Protectrice des artistes et des savants, la belle Henriette a mené une vie discrète à l’ombre de son époux. Discrète ? Pas tant que cela si l’on en croit Sainte-Foi. Alexandre Dumas s’en est d’ailleurs abondamment inspiré pour son roman La Reine Margot. Confidente de Marguerite de Valois, Henriette aurait également été la maîtresse d’Annibal de Coconnas. Mais celui-ci est accusé de trahison et décapité en même temps que la Môle, l’amant de Marguerite. Éperdues de tristesse, les deux femmes auraient fait embaumer les têtes de leurs amants et Henriette l’aurait conservée durant plusieurs années dans son hôtel de Nevers. Dans Les Mémoires de M. le duc de Nevers, Gomberville évoque cette histoire :
« La Môle et le comte de Coconnas ayant esté descapitez, leurs testes furent secrettement enlevées. J’ai un mémoire qui parle ainsi. L’amour et la jalousie firent périr ces deux gentilshommes. Ils étaient aimés de deux princesses qui portèrent leur affection si avant, qu’après leur mort elles firent embaumer leurs testes, et chacune garda la sienne parmi les autres marques de leur amour. On pourrait deviner qui estaient ces princesses, mais ce serait une cruauté d’en avoir seulement la pensée.»
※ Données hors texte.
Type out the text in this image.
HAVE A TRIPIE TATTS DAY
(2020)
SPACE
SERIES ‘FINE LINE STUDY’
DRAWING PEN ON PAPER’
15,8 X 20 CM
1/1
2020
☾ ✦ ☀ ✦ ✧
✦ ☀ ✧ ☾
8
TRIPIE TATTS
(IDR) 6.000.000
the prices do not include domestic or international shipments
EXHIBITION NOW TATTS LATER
Mais Gomberville n’est pas un contemporain des Nevers. Ces « mémoires » ont été écrites près de cent ans après les faits. Alors… légende… ou réalité ?
L’insoumise Catherine de Guise

Catherine voit le jour en 1548. Elle est la filleule de la reine de France, Catherine de Médicis. Selon Brantôme, la jeune princesse est:
« l’une des plus honnestes, sages et vertueuses filles de la France.»
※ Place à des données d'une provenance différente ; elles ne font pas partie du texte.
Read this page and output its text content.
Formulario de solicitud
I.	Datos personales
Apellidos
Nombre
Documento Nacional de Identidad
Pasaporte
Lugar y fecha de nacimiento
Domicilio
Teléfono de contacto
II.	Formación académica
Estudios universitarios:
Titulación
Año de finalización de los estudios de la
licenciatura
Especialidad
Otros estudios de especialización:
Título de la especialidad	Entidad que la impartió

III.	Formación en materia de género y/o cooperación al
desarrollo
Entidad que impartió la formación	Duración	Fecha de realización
Mais Catherine est une beauté atypique. Surnommée « la belle négresse », elle a le teint mat et de longs cheveux noirs.
Sa mère meurt alors qu’elle n’a que onze ans. L’année suivante, son père, qui veut se remarier et ne sait trop qu’en faire, offre sa main à Antoine de Croÿ, prince de Porcien. Antoine est un chef calviniste convaincu et sous sa tutelle, la jeune Catherine embrasse à son tour la religion réformée. Mais le prince disparaît prématurément en 1567. Sur son lit de mort, il aurait fait mander son épouse, qu’il soupçonne d’avoir une liaison avec le très catholique duc de Guise. Il lui aurait fait ses dernières recommandations selon les termes suivants :
« Je ne doute pas qu’étant jeune, belle et riche, vous ne soyez remariée après ma mort. Je vous laisse le choix des partis et de tout le royaume, je n’excepte qu’un seul homme, c’est le duc de Guise. C’est l’homme que je hais le plus, et je vous demande en grâce que mon plus grand ennemi ne soit point l’héritier du plus précieux de mes biens.»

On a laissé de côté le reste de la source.